Le 14 avril 2025, la chambre correctionnelle de la Criet avait condamné Raymond Adékambi à 36 mois de prison ferme et à plus de 188 millions FCfa d’amendes, après avoir requalifié les faits d’« abus de confiance » en « abus de confiance et blanchiment de capitaux ». La Cour avait aussi ordonné un mandat de dépôt, la restitution de plus de 62 millions FCfa au plaignant et la confiscation de six parcelles situées à Kétou. Dans ce dossier, l’homme d’affaires libanais Koudeih Mahmoud accusait l’ex-Dg de l’Agetip de n’avoir pas réglé une facture de travaux datant de 2015, malgré le décaissement des fonds par l’État. Le montant total réclamé dépassait 100 millions FCfa, mais le plaignant reconnaissait que 57,2 millions FCfa avaient déjà été versés. Il réclamait donc un reliquat de 62.868.458 FCfa. Toujours selon Libre Express, lors du premier procès, le ministère public avait requis l’incompétence de la chambre correctionnelle, au motif que le préjudice restant n’atteignait pas le seuil de 100 millions FCfa exigé pour que la Criet soit compétente. La Chambre des appels a finalement donné raison à cette position et annulé l’ensemble de la décision du 14 avril.

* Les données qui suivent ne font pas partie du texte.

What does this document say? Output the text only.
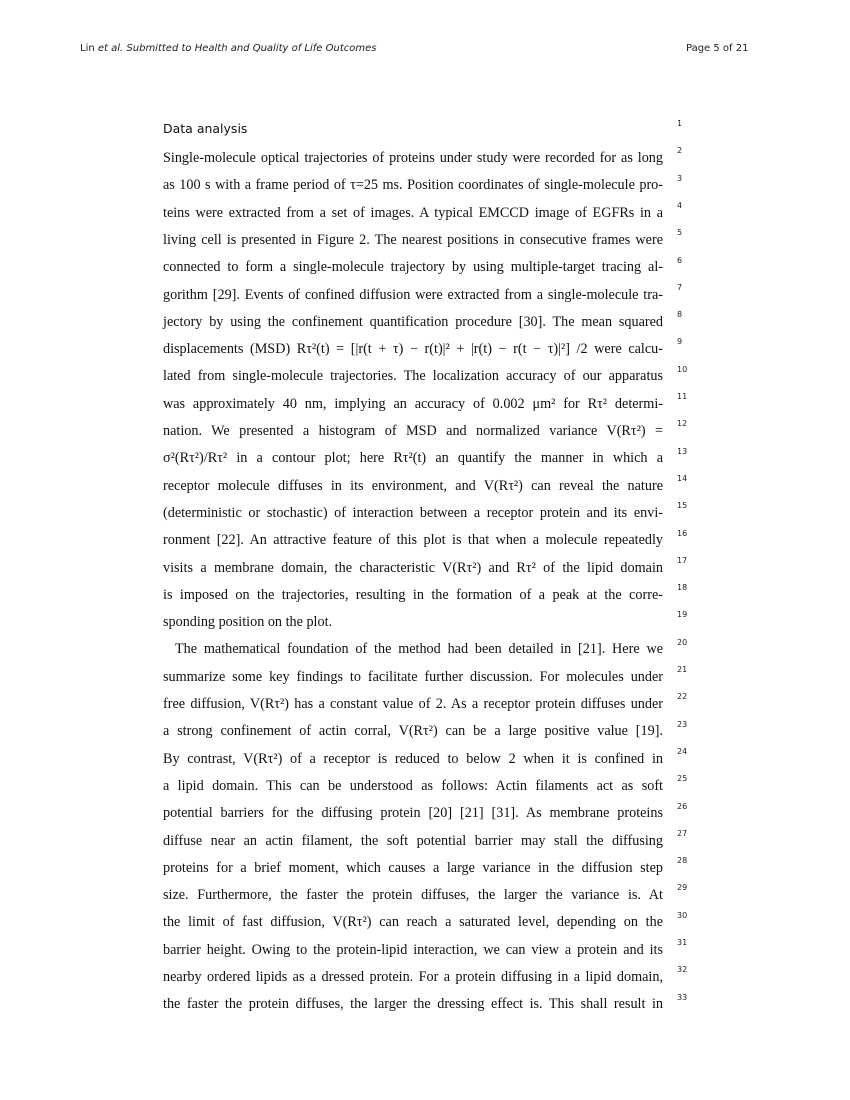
Lin et al. Submitted to Health and Quality of Life Outcomes	Page 5 of 21
Data analysis
Single-molecule optical trajectories of proteins under study were recorded for as long
as 100 s with a frame period of τ=25 ms. Position coordinates of single-molecule pro-
teins were extracted from a set of images. A typical EMCCD image of EGFRs in a
living cell is presented in Figure 2. The nearest positions in consecutive frames were
connected to form a single-molecule trajectory by using multiple-target tracing al-
gorithm [29]. Events of confined diffusion were extracted from a single-molecule tra-
jectory by using the confinement quantification procedure [30]. The mean squared
displacements (MSD) Rτ²(t) = [|r(t + τ) − r(t)|² + |r(t) − r(t − τ)|²] /2 were calcu-
lated from single-molecule trajectories. The localization accuracy of our apparatus
was approximately 40 nm, implying an accuracy of 0.002 μm² for Rτ² determi-
nation. We presented a histogram of MSD and normalized variance V(Rτ²) =
σ²(Rτ²)/Rτ² in a contour plot; here Rτ²(t) an quantify the manner in which a
receptor molecule diffuses in its environment, and V(Rτ²) can reveal the nature
(deterministic or stochastic) of interaction between a receptor protein and its envi-
ronment [22]. An attractive feature of this plot is that when a molecule repeatedly
visits a membrane domain, the characteristic V(Rτ²) and Rτ² of the lipid domain
is imposed on the trajectories, resulting in the formation of a peak at the corre-
sponding position on the plot.
The mathematical foundation of the method had been detailed in [21]. Here we
summarize some key findings to facilitate further discussion. For molecules under
free diffusion, V(Rτ²) has a constant value of 2. As a receptor protein diffuses under
a strong confinement of actin corral, V(Rτ²) can be a large positive value [19].
By contrast, V(Rτ²) of a receptor is reduced to below 2 when it is confined in
a lipid domain. This can be understood as follows: Actin filaments act as soft
potential barriers for the diffusing protein [20] [21] [31]. As membrane proteins
diffuse near an actin filament, the soft potential barrier may stall the diffusing
proteins for a brief moment, which causes a large variance in the diffusion step
size. Furthermore, the faster the protein diffuses, the larger the variance is. At
the limit of fast diffusion, V(Rτ²) can reach a saturated level, depending on the
barrier height. Owing to the protein-lipid interaction, we can view a protein and its
nearby ordered lipids as a dressed protein. For a protein diffusing in a lipid domain,
the faster the protein diffuses, the larger the dressing effect is. This shall result in
1
2
3
4
5
6
7
8
9
10
11
12
13
14
15
16
17
18
19
20
21
22
23
24
25
26
27
28
29
30
31
32
33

Un second dossier toujours en cours devant la Criet
Si le premier dossier est désormais annulé, Raymond Adékambi reste poursuivi dans une autre affaire. Le procès en appel concernant un présumé détournement de 1,6 milliard FCfa se poursuit devant la Criet. Dans cette seconde procédure, un actionnaire de l’Agetip-Bénin avait témoigné que des fonds débloqués pour des projets financés par la Boad et la Bidc, respectivement 900 millions et 700 millions FCfa auraient disparu après le blocage de ces projets par l’État. L’Assemblée générale des actionnaires aurait constaté l’absence de 1,6 milliard FCfa dans les caisses de l’agence, déclenchant l’action judiciaire. Le 14 avril 2025, la chambre correctionnelle avait requalifié les charges en « abus de confiance et blanchiment de capitaux » pour Raymond Adékambi, et en « recel d’abus de confiance » pour son co-prévenu Kotin Noudehounénou. L’ex-Dg avait alors été condamné à 5 ans de prison, 4 milliards FCfa d’amendes et 2 milliards de dommages-intérêts, soit un total de plus de 6 milliards FCFA. Son hôtel « Résidences Céline » à Kétou et une maison située à PK10 avaient été confisqués.
L.A.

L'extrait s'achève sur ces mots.